Ia juga meminta Pemprov Kaltim memperkuat pengawasan dan monitoring terhadap PT Migas Mandiri Pratama.
Pengawasan yang ketat dinilai penting untuk mencegah penyalahgunaan kewenangan, memastikan akuntabilitas, dan menjaga orientasi bisnis tetap sejalan dengan kepentingan publik.
Selain itu, Fraksi PKB mendorong adanya analisis mendalam terhadap dampak jangka panjang dari setiap perubahan orientasi perusahaan.
Dengan begitu, strategi pengelolaan BUMD tidak hanya menghasilkan keuntungan jangka pendek, tetapi juga mendukung pencapaian target pembangunan daerah dalam jangka panjang.
“Kalau revisi ini selesai dibahas, kami ingin publik bisa merasakan perubahannya, bukan sekadar melihat dokumen hukum baru,” katanya.
Ia menambahkan, pembahasan revisi Perda No. 11/2009 ini akan dilanjutkan melalui Panitia Khusus (Pansus) DPRD Kaltim.
PKB berharap pembahasan berjalan transparan, berbasis kajian akademis yang kuat dan mempertimbangkan keberlanjutan manfaat bagi masyarakat.

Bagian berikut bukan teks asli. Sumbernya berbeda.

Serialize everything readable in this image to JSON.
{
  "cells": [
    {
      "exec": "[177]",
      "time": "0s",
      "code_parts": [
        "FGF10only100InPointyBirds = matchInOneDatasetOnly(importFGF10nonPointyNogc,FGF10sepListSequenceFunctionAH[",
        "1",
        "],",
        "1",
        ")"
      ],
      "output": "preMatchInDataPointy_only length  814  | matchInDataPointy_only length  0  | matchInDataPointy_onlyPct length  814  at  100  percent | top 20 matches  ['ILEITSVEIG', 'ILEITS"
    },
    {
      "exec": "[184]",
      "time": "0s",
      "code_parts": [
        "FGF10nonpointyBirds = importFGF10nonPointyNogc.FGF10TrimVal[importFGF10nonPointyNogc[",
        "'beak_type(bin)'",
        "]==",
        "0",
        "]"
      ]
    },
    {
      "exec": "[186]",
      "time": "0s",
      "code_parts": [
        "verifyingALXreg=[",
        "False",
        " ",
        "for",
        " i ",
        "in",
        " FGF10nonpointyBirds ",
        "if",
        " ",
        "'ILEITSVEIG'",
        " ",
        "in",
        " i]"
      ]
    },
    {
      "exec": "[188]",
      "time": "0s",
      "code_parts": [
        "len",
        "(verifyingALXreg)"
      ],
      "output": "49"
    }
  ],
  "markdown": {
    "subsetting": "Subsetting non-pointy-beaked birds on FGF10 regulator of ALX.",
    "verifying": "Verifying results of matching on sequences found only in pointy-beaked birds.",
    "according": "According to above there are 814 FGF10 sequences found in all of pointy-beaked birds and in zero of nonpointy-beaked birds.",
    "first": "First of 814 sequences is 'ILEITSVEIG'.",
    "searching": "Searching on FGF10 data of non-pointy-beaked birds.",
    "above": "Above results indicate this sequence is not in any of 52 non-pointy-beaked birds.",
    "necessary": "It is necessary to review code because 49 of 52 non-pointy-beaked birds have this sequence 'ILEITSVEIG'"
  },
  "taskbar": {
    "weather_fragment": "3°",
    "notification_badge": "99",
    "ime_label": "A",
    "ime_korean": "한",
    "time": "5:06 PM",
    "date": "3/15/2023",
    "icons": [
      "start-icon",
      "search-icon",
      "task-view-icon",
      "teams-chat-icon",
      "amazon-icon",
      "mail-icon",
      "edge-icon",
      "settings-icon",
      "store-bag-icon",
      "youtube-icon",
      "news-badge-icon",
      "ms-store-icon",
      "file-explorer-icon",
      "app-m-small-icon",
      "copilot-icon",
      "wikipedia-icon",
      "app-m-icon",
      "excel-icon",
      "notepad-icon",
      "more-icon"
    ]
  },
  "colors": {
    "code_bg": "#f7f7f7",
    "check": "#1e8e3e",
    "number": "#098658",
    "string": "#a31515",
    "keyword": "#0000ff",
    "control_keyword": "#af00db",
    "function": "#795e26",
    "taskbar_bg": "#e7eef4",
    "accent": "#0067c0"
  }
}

“Harus ada komitmen bersama bahwa hasil revisi ini benar-benar menjadi instrumen pembangunan, bukan sekadar perubahan teks peraturan,” tuturnya.
Fraksi PKB juga mengingatkan bahwa revisi ini harus menjadi momentum memperkuat peran BUMD dalam membangun ekonomi lokal.
Perubahan aturan, katanya, jangan hanya menjadi formalitas yang berhenti pada dokumen, melainkan membawa dampak yang benar-benar terasa.
Ia menekankan pentingnya memastikan hak daerah dari PI 10% dikelola dengan tepat sasaran, demi mendorong peningkatan PAD dan pemerataan hasil pembangunan.
Untuk itu, tata kelola perusahaan harus diperkuat melalui mekanisme rekrutmen direksi yang profesional dan transparan.
“Kalau kita hanya mengubah aturan tanpa mengubah orientasi dan tata kelola, maka tidak akan ada bedanya dengan sebelumnya,” jelasnya.
Abdurahman juga menyoroti perlunya pengawasan dan monitoring berkelanjutan oleh Pemerintah Provinsi Kaltim, tidak hanya saat revisi Perda berlangsung, tetapi juga dalam implementasinya di lapangan.
Ia menilai, langkah ini krusial untuk menjaga agar kebijakan perusahaan selalu berpihak pada kepentingan publik.
“Kalau hasil revisi ini tidak memberi perubahan positif yang terasa, maka tujuannya akan meleset dari harapan awal,” tutupnya.